All in the Same Boat


I hate to admit that when I wrote my first book, I had the completely wrong attitude toward my fellow self-published writers.  I looked at them as competition.  I failed to see them as ladies and gentlemen who are going through the exact same stresses, successes, and failures as me.  After all, we are all in the same boat.

As a self-published writer, I’ve discovered that certain elements in the local media simply do not respect us the same way they do writers who were published via the traditional route.  In a previous blog article, I expressed my discontent with this.

But as I began to beef up my social media connections, I finally became aware of all these other people who are struggling to make a name for themselves and are pretty much hitting the same dead ends that I’ve been unfortunate enough to encounter.  Luckily for me, there have been some who were kind enough to take me under their wing in different ways (e.g. giving my promotional posts re-tweets and shout-outs, sharing kind advice and words of encouragement, etc.).  So it was at this point that I realized I my attitude had been a very crappy one.

I see no reason why all of us cannot stand up together and fight together to demand the same respect for the field of self-publishing that traditional writers often receive.  All reading is subjective, not just that of self-published writers.
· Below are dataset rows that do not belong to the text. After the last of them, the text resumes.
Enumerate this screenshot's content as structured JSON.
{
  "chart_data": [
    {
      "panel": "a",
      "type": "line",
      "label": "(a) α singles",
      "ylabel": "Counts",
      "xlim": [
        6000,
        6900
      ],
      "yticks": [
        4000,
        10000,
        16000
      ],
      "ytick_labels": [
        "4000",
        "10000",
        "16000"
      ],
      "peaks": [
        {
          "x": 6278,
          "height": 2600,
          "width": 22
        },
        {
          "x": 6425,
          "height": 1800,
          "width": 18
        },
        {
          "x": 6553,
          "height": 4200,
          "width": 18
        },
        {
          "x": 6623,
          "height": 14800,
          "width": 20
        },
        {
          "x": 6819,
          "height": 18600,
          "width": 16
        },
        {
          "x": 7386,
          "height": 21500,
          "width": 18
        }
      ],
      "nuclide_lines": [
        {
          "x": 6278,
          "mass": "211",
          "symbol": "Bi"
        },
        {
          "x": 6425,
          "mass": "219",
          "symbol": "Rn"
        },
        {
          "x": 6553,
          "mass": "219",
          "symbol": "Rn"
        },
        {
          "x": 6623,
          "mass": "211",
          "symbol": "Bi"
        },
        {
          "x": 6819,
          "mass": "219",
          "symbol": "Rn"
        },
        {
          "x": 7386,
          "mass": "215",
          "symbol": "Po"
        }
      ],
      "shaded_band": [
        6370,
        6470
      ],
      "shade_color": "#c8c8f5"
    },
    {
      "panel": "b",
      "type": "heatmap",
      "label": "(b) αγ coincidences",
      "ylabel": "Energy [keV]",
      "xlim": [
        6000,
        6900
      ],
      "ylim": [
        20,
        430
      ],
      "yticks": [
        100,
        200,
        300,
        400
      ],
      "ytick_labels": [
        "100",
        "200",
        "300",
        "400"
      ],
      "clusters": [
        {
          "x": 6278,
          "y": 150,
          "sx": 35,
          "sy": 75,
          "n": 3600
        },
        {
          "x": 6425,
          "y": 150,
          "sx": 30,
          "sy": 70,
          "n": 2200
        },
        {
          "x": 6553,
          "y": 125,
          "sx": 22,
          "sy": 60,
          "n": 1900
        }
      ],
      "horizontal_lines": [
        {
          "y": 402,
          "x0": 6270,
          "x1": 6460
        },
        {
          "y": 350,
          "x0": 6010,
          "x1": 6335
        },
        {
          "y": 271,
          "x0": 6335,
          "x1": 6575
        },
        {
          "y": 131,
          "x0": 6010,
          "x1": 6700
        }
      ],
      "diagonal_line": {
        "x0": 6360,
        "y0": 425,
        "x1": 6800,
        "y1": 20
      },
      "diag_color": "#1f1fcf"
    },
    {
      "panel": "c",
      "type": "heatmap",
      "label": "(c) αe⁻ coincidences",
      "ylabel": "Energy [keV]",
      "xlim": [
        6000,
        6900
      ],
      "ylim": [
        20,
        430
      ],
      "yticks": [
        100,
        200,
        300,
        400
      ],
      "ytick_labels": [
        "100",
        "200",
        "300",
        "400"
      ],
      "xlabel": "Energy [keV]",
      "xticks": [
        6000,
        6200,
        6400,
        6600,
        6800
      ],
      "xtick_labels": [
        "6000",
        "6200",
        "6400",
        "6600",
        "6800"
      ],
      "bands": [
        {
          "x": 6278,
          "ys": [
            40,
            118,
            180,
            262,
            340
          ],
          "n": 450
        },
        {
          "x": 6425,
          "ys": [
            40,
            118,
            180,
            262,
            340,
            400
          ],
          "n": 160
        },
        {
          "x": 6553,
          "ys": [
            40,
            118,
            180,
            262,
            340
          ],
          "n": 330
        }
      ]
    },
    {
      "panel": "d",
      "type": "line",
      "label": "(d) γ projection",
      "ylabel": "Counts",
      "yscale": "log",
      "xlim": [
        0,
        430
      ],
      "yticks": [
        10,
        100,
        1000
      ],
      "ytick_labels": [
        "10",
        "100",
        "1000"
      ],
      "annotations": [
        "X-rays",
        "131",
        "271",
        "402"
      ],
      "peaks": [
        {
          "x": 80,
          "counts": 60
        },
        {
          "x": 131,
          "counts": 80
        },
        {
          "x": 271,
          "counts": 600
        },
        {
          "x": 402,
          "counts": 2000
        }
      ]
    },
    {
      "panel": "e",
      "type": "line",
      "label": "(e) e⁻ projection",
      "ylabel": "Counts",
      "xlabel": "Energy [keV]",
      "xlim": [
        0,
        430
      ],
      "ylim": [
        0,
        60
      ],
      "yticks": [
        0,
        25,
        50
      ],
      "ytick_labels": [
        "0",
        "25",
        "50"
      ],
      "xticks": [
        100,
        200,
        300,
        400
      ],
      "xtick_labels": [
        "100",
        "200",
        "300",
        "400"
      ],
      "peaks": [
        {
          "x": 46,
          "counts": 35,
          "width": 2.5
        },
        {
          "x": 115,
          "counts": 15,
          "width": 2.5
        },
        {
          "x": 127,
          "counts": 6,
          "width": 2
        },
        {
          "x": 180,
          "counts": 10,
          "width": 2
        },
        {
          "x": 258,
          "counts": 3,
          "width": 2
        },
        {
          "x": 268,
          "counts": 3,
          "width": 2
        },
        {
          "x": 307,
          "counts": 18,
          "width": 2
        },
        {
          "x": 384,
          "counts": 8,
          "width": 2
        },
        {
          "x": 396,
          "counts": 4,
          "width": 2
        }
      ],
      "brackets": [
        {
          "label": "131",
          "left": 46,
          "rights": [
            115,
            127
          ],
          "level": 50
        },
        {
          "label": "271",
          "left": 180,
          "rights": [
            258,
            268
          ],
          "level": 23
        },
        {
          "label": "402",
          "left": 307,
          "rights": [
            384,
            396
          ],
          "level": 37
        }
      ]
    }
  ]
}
There are some snobby writers I’ve encountered on the world-wide web who have made comments like:  “Self-published writers serve no purpose other than to butcher the American language and muddle up a perfectly fine profession.”  My response to that was:  “Readers can choose to read or not read whatever they want.  Who the hell is some snobby-ass publisher to tell me or anyone else that my writing is not good enough to make it?

I also drive my point home by reminding such snobs that the highly successful and traditionally-published Vince Flynn started out as a self-published writer.  Where would the world of action thrillers be if he had accepted the word “no” from such snobbish publishers?

Please do not get me wrong.  I’m not saying that all traditional publishers are snobs…mainly the ones who look down on other writers who have decided to take a different route than the one they offer.  I’m not saying that I will never sign on with a traditional publisher.  All I am saying is that I will be entirely careful with whom I sign, knowing that there are some real devils out there with phony angel wings attached to their backs.

In the meantime, I am more than happy to help my fellow writers, though to a point.  I’m no idiot!  I will gladly help once or twice.  But if I feel that anyone is taking advantage of me, the tit will surely go dry before too long.  I expect at least a little bit of that same love too, and I hardly think this is too much to ask.

So for those of you self-published writers out there who are running scared of the rest of us on the market, please chill out, take a breather, and have a cold brew and understand that we are all in the same boat.  There’s no reason we can’t all work together.